Un percorso paziente attraverso i centralini statali, mi ha portato fino al DIS, l’ufficio che coordina le attività dell’AISI, per il controllo sul territorio, e l’AISE per il controspionaggio internazionale. Il responsabile ufficio stampa mi chiede le generalità e mi promette che sarò ricontattato da un Dirigente. Dopo qualche tempo vengo richiamato e ho la possibilità di spiegare al mio interlocutore come vorrei condurre l’intervista  e mi viene data la disponibilità a poter fare qualche domanda.

L’intervista che segue è stata realizzata a più riprese: il Dirigente è stato molto gentile e disponibile, ma più volte impegnato in diverse altre incombenze e ci siamo dovuti sentire più volte. Siamo rimasti d’accordo di citarlo come “alto dirigente dei servizi segreti” per questioni di discrezione.

Se c’è una cosa che si rimprovera all’Italia è la disorganizzazione. Attualmente la vostra struttura lavora bene?
Dopo l’esordio della nuova legge, che ha portato un naturale periodo di assestamento, devo dire di sì.

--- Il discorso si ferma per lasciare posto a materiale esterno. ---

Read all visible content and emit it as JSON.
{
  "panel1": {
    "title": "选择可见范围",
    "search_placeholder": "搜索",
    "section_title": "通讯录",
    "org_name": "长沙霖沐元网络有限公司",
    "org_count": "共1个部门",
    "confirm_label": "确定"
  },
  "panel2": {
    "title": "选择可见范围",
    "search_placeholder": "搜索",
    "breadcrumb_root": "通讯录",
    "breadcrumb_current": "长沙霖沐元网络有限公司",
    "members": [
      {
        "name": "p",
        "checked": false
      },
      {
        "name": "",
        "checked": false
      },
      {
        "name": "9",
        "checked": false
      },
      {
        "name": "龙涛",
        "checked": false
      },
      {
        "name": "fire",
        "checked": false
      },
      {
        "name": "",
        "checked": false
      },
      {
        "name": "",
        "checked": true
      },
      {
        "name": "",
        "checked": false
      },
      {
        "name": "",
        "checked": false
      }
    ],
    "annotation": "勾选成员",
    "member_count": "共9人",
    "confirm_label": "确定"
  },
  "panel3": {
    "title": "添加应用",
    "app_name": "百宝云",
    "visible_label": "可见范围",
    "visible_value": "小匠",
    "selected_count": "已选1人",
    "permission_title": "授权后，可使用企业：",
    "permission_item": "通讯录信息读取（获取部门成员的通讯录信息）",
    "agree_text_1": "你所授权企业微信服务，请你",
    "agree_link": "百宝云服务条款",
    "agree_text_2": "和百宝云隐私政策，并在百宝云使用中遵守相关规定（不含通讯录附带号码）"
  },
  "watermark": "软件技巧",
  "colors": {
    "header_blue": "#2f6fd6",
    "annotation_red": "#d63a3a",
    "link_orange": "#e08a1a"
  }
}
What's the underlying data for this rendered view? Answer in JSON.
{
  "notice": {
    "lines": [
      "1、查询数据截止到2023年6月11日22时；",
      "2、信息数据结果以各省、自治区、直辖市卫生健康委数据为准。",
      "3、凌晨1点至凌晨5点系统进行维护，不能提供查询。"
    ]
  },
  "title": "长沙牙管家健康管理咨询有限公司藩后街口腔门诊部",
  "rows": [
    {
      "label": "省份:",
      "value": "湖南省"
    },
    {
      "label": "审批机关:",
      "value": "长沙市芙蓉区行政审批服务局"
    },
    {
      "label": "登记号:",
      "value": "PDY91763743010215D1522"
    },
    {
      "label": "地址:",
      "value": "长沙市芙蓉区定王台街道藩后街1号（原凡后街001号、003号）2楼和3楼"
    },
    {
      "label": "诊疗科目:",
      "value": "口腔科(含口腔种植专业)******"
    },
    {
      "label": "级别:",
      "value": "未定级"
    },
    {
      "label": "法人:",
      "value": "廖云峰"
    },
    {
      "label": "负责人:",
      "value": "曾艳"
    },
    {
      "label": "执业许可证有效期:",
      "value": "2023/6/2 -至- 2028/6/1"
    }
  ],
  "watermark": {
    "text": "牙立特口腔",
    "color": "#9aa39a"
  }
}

Diciamo che la legislazione attuale ha trovato un buon compromesso tra esigenze di sicurezza e rispetto dei diritti fondamentali.

Lo Stato vi dà abbastanza soldi per fare il vostro lavoro?
Non conosco nessun dipartimento che non vorrebbe di più, ma allo stato attuale, anche grazie all’ottimizzazione delle nostre risorse, direi che riusciamo a lavorare bene.

L'attività dei servizi segreti italiani si basa sulla raccolta e analisi dei dati
L’attività dei servizi segreti italiani si basa sulla raccolta e analisi dei dati

La vostra attività si basa sulla raccolta dei dati, la loro analisi, e la comunicazione dei risultati al Governo. Iniziamo a parlare delle fonti “umane”.
Sì, ci riferiamo al programma Humint: in questo caso abbiamo sia dei nostri agenti che eseguono controlli in luoghi strategici, raccogliendo dati e riportandoli alla base, sia delle persone informate sui fatti, che diventano nostre fonti di informazione.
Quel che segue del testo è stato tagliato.